For most of us, the best running shoe is whichever one feels the best when you run in it. But shoe companies have been claiming that certain shoes—especially Nike’s $250 Zoom Vaporfly 4%—save you so much energy that they actually make you faster. Now, we finally have data to answer that question, and it looks like Nike isn’t bluffing.

We have to be clear about the bias in this study: Nike funded it. But the experiments were carried out in a respected laboratory, Alex Hutchinson reports at Outside Online, and the results show that runners needed less oxygen, which means they weren’t working as hard. That translates to saving energy that you can use to push yourself to go faster. The full text of the study is available here.

Eliud Kipchoge wore the Vaporfly 4% to run the world’s fastest recorded marathon in 2:00:25, but there was a lot going on in that race.
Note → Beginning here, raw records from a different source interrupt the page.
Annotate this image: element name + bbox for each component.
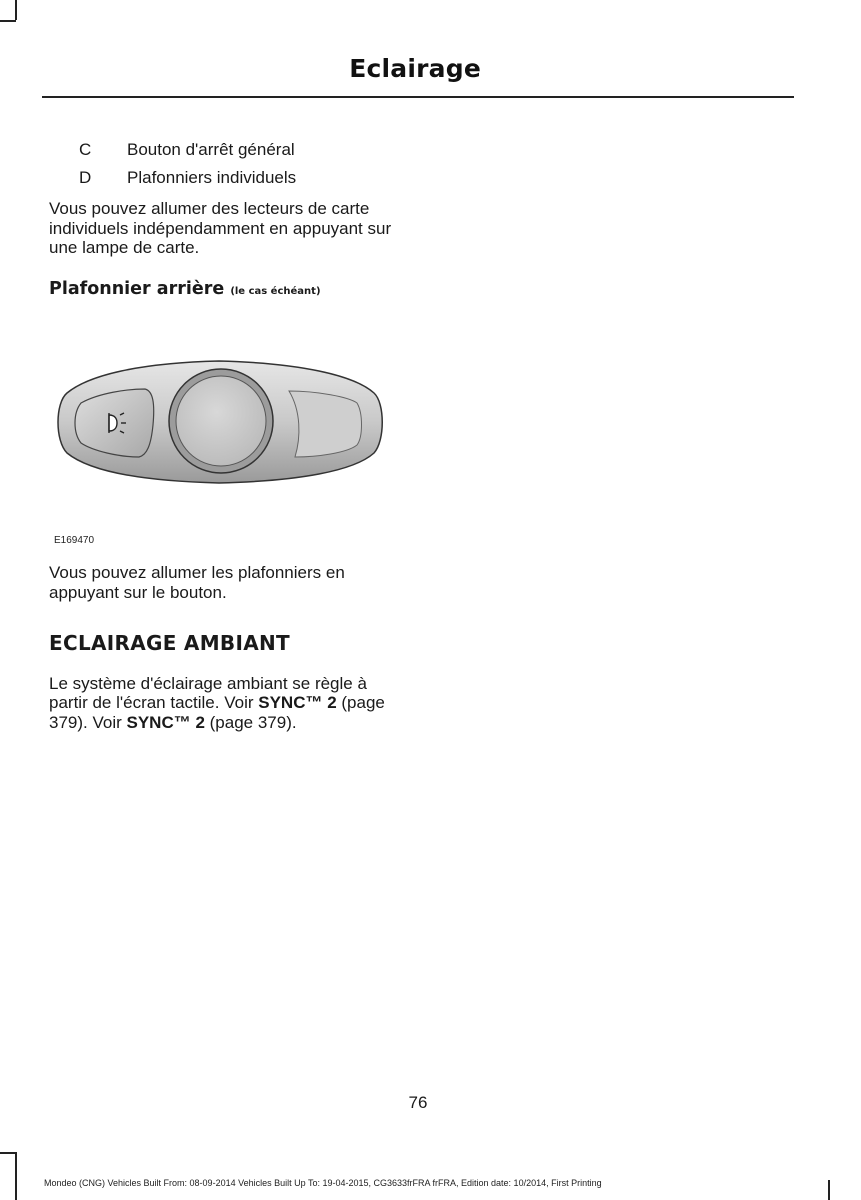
legend-text: Bouton d'arrêt général <box>127 140 295 159</box>
ambient-text: Le système d'éclairage ambiant se règle à partir de l'écran tactile. Voir <box>49 673 367 712</box>
page-title: Eclairage <box>349 54 481 83</box>
rear-lamp-note: (le cas échéant) <box>230 285 321 297</box>
header-divider <box>42 96 794 98</box>
legend-item <box>49 168 409 188</box>
rear-lamp-figure <box>49 341 409 551</box>
rear-lamp-heading <box>49 280 409 302</box>
main-content <box>49 140 409 732</box>
legend-item <box>49 140 409 160</box>
ambient-lighting-heading: ECLAIRAGE AMBIANT <box>49 631 290 655</box>
legend-key: D <box>79 167 92 187</box>
dome-lights-paragraph: Vous pouvez allumer les plafonniers en appuyant sur le bouton. <box>49 563 345 602</box>
ambient-text: (page 379). Voir <box>49 693 385 732</box>
ambient-text: (page 379). <box>204 712 297 732</box>
crop-mark <box>0 1152 16 1154</box>
rear-lamp-title: Plafonnier arrière <box>49 278 225 299</box>
footer-text: Mondeo (CNG) Vehicles Built From: 08-09-2014 Vehicles Built Up To: 19-04-2015, CG3633frFRA frFRA, Edition date: 10/2014, First Printing <box>44 1178 602 1188</box>
legend-key: C <box>79 140 92 159</box>
ambient-lighting-paragraph <box>49 674 409 733</box>
legend-text: Plafonniers individuels <box>127 167 297 187</box>
rear-lamp-illustration <box>49 341 389 521</box>
sync-link[interactable]: SYNC™ 2 <box>126 712 205 732</box>
sync-link[interactable]: SYNC™ 2 <box>258 693 337 712</box>
crop-mark <box>828 1180 830 1200</box>
figure-code: E169470 <box>54 535 95 546</box>
crop-mark <box>15 1152 17 1200</box>
crop-mark <box>0 20 16 22</box>
page-number: 76 <box>408 1093 428 1112</box>
map-lights-paragraph: Vous pouvez allumer des lecteurs de carte individuels indépendamment en appuyant sur une lampe de carte. <box>49 199 392 257</box>
crop-mark <box>15 0 17 20</box>
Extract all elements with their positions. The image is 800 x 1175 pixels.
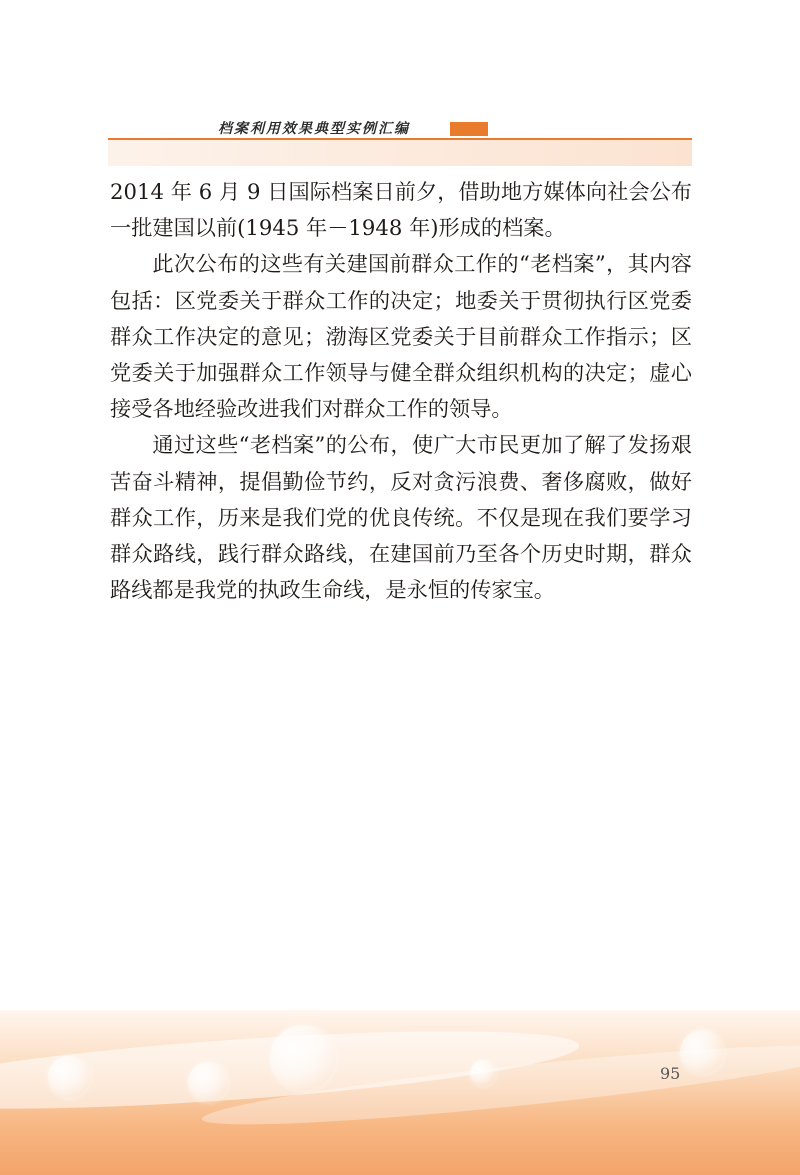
paragraph-2: 此次公布的这些有关建国前群众工作的“老档案”，其内容包括：区党委关于群众工作的决定；地委关于贯彻执行区党委群众工作决定的意见；渤海区党委关于目前群众工作指示；区党委关于加强群众工作领导与健全群众组织机构的决定；虚心接受各地经验改进我们对群众工作的领导。 xyxy=(110,251,692,422)
header-accent-tab xyxy=(450,122,488,136)
footer-decoration xyxy=(0,1010,800,1175)
paragraph-3: 通过这些“老档案”的公布，使广大市民更加了解了发扬艰苦奋斗精神，提倡勤俭节约，反对贪污浪费、奢侈腐败，做好群众工作，历来是我们党的优良传统。不仅是现在我们要学习群众路线，践行群众路线，在建国前乃至各个历史时期，群众路线都是我党的执政生命线，是永恒的传家宝。 xyxy=(110,432,692,603)
footer-bubble xyxy=(470,1060,496,1086)
footer-bubble xyxy=(188,1062,228,1102)
header-band xyxy=(108,140,692,166)
page-header xyxy=(108,116,692,166)
page-number: 95 xyxy=(660,1064,681,1083)
paragraph-1: 2014 年 6 月 9 日国际档案日前夕，借助地方媒体向社会公布一批建国以前(1945 年－1948 年)形成的档案。 xyxy=(110,179,692,241)
footer-bubble xyxy=(270,1025,336,1091)
footer-bubble xyxy=(48,1056,90,1098)
body-text xyxy=(110,174,692,608)
footer-bubble xyxy=(680,1030,724,1074)
running-header-title: 档案利用效果典型实例汇编 xyxy=(218,121,410,137)
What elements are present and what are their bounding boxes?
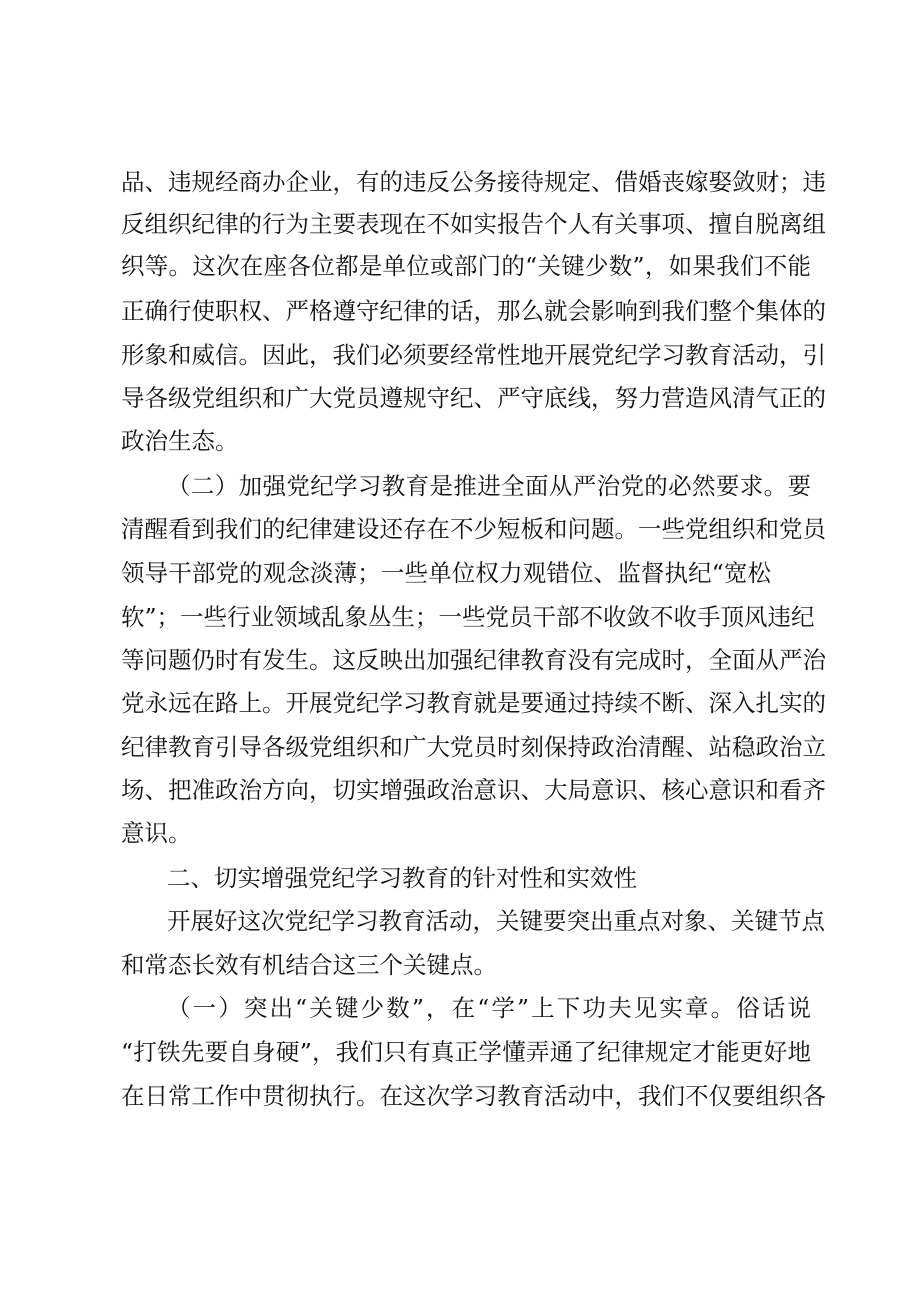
paragraph-line: 清醒看到我们的纪律建设还存在不少短板和问题。一些党组织和党员 — [121, 515, 826, 543]
paragraph-line: 政治生态。 — [121, 427, 239, 455]
paragraph-line: 品、违规经商办企业，有的违反公务接待规定、借婚丧嫁娶敛财；违 — [121, 168, 826, 196]
paragraph-line: 开展好这次党纪学习教育活动，关键要突出重点对象、关键节点 — [167, 907, 825, 935]
section-heading: 二、切实增强党纪学习教育的针对性和实效性 — [167, 864, 637, 892]
paragraph-line: 反组织纪律的行为主要表现在不如实报告个人有关事项、擅自脱离组 — [121, 210, 826, 238]
paragraph-line: 导各级党组织和广大党员遵规守纪、严守底线，努力营造风清气正的 — [121, 384, 826, 412]
paragraph-line: 在日常工作中贯彻执行。在这次学习教育活动中，我们不仅要组织各 — [121, 1082, 826, 1110]
paragraph-line: 和常态长效有机结合这三个关键点。 — [121, 951, 497, 979]
paragraph-line: 领导干部党的观念淡薄；一些单位权力观错位、监督执纪“宽松 — [121, 559, 771, 587]
paragraph-line: （一）突出“关键少数”，在“学”上下功夫见实章。俗话说 — [167, 994, 811, 1022]
paragraph-line: 党永远在路上。开展党纪学习教育就是要通过持续不断、深入扎实的 — [121, 689, 826, 717]
paragraph-line: 等问题仍时有发生。这反映出加强纪律教育没有完成时，全面从严治 — [121, 646, 826, 674]
paragraph-line: 场、把准政治方向，切实增强政治意识、大局意识、核心意识和看齐 — [121, 776, 826, 804]
paragraph-line: 意识。 — [121, 819, 192, 847]
paragraph-line: “打铁先要自身硬”，我们只有真正学懂弄通了纪律规定才能更好地 — [121, 1038, 811, 1066]
paragraph-line: 形象和威信。因此，我们必须要经常性地开展党纪学习教育活动，引 — [121, 341, 826, 369]
paragraph-line: 正确行使职权、严格遵守纪律的话，那么就会影响到我们整个集体的 — [121, 297, 826, 325]
paragraph-line: 纪律教育引导各级党组织和广大党员时刻保持政治清醒、站稳政治立 — [121, 733, 826, 761]
paragraph-line: 软”；一些行业领域乱象丛生；一些党员干部不收敛不收手顶风违纪 — [121, 603, 815, 631]
paragraph-line: （二）加强党纪学习教育是推进全面从严治党的必然要求。要 — [167, 472, 811, 500]
paragraph-line: 织等。这次在座各位都是单位或部门的“关键少数”，如果我们不能 — [121, 252, 811, 280]
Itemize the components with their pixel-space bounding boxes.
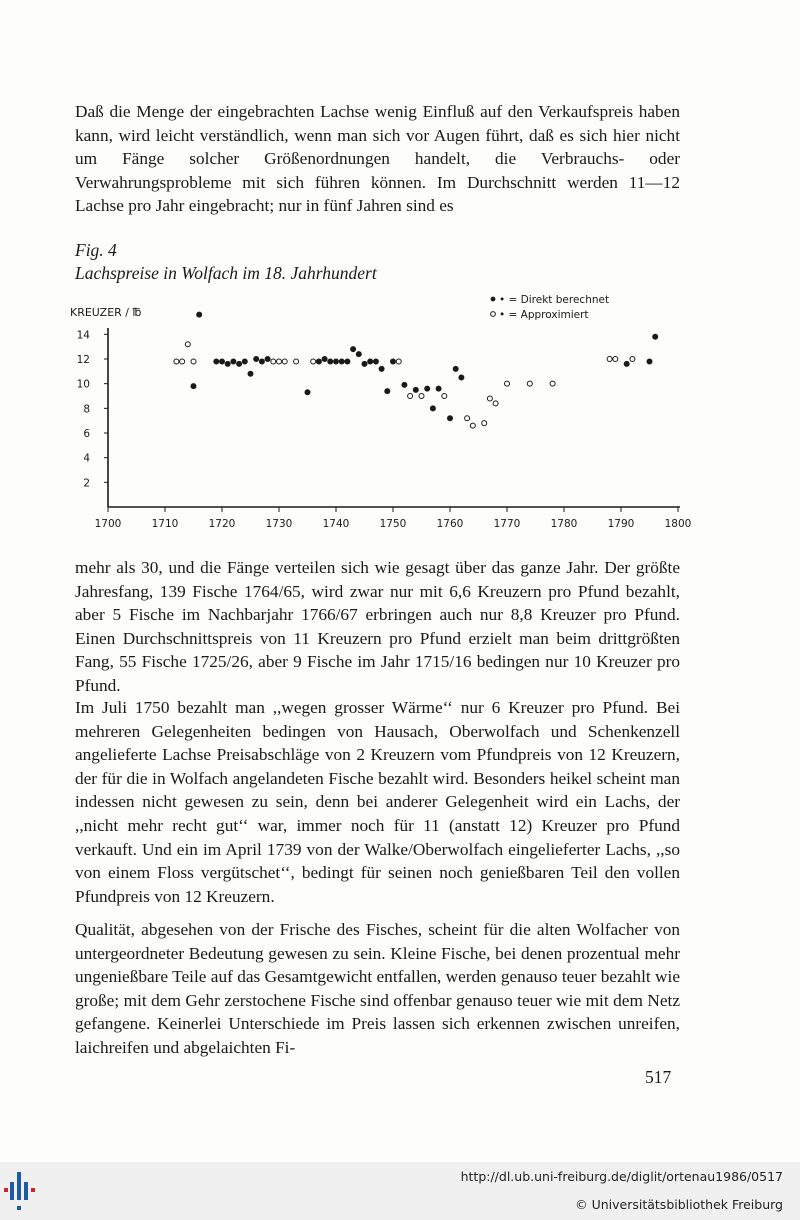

Nike set it up with the explicit goal of logging the first sub-two-hour marathon. (The event, plus the months of buzz about how they were training and studying the athletes, amounted to what may be the world’s biggest and longest shoe commercial.) So there was a lot more going on in that event than just putting their flagship shoes on one of the world’s best athletes.

For example, Nike booked a flat race track in an optimal location with several available dates in case of bad weather. They also had three athletes make the attempt; two dropped out during the run because they couldn’t keep up the pace. Kipchoge also had an an ever-changing group of hired runners blocking the wind for him; they swapped out every few miles so he was always following right behind someone who was keeping perfect pace on fresh legs. (That kind of help isn’t allowed in competitive races, which is why his time isn’t eligible for the record books.)

What Makes These Shoes Special

With results like those—and the additional fact that Shalane Flanagan wore the same shoes to win the New York City Marathon earlier this month—it’s hard to know whether those athletes actually owe some of their performance to the shoes. They’re clearly amazing runners who would do well no matter what they were wearing. That’s why lab studies like the one that was recently published add to our understanding: they examined what happens to people who run the same standardized tests in the Vaporfly versus two other state-of-the art shoes: the Adidas Adizero Adios Boost 2, and Nike’s Zoom Streak 6. And, indeed, everybody ran a smidge more efficiently in the Vaporfly than in the other two models.

The difference between the Vaporfly and the other two shoes seems to be the type of foam used for cushioning, and the springy plate sandwiched in between layers of that foam. Now that the Vaporfly is available for purchase, Wired was able to run an impromptu study of their own, looking at finish times for 138 runners in the New York City marathon including 21 wearing the Vaporfly. These results suggest that people who wore those shoes were more likely to run negative splits (running faster at the end of the race than in the beginning). That fits with the idea that the shoe makes people run more efficiently, but there could also be a serious placebo effect that goes along with knowing you’re wearing a pair of shoes that’s supposed to make you faster.

The bottom line is not that we should all be running in Vaporflys. It’s that if you’re dead set on shaving a few minutes off your marathon time it’s worth considering whether that’s worth $250 to you. Maybe you’d be better off spending that extra cash on a few sessions with a coach to fix your form, or on babysitting time to get in some more training. And that’s not a decision that Nike can make for you.